@Maro36: Dzięki za komentarz i rzeczowość! Wychodzi, że chyba mam dość podobne rezultaty. Za radą innego użytkownika tego forum moc maksymalną c.o. ograniczyłem do 10kW (kocioł często z nią startuje ale potem i tak szybko moduluje do minimalnej 4kW), krzywą grzewczą sterownik sam mi dobrał na 0,5-0,6 (na początku dość szybko zszedł z 2,0 do 1,2 i później 0,8, natomiast przy największych mrozach, na początku stycznia, zszedł do 0,5 ale potem raz podniósł do 0,6 - teraz wrócił do krzywej 0,5, w domu grzejniki plus 3 nieduże pola ogrzewania podłogowego), tryb pracy termostat (czyli uwzględniający temperaturę czujnika pokojowego), temperatura zadana c.w.u. 49. Temperatura zadana pomieszczenia 21.
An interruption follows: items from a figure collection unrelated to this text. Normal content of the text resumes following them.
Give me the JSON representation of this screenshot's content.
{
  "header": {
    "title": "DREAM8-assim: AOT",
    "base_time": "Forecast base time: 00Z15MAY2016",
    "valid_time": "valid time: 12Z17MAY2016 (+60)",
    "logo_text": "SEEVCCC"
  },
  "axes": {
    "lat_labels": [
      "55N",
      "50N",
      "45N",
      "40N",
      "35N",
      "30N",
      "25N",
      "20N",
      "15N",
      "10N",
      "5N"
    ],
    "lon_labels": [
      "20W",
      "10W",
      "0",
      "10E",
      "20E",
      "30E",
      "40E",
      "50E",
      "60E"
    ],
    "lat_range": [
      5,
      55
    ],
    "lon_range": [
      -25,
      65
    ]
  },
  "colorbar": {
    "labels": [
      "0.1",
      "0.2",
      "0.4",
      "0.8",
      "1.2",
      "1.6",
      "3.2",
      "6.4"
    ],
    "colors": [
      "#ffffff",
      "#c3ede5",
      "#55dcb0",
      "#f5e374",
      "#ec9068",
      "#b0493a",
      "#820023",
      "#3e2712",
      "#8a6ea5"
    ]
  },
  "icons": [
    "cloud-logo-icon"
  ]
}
@husky: Pytałeś o spostrzeżenia z największych mrozów. Moje spostrzeżenie jest takie - większe spalanie gazu ;) U mnie z około 5-6m3 na dobę wcześniej, do około 10-12m3 w największe mrozy. Ale moje notatki odnośnie spalanie nie są do końca miarodajne, bo palę też w kominku. Słyszałem, że w pierwszy sezon spalanie paliwa jest większe a ponieważ chciałbym się zmieścić w taryfie W-2.12T (nie wiem czy mi się uda), to staram się nieco wspomagać ogrzewanie kominkiem.
Mam jeszcze jedno spostrzeżenie. Podobnie jak u Ciebie, w największy mróz zaliczyłem awarię. Śmieszna, w porównaniu do Twojej, ale zdarzyła się. Przy wypuszczaniu kota na nocną tułaczkę, rozjechała mi się regulacja okna tarasowego na ruchomym słupku. Mimo tego, że przez dwie godziny walczyłem w nocy z otwartym oknem przy minus 15, to nie udało mi się tego ustawić. Dopiero rano przy świetle dziennym okno udało się wyregulować i zamknąć. Spostrzeżenie? Jak coś ma mieć awarię, to prawdopodobnie stanie się to w najmniej odpowiednim momencie.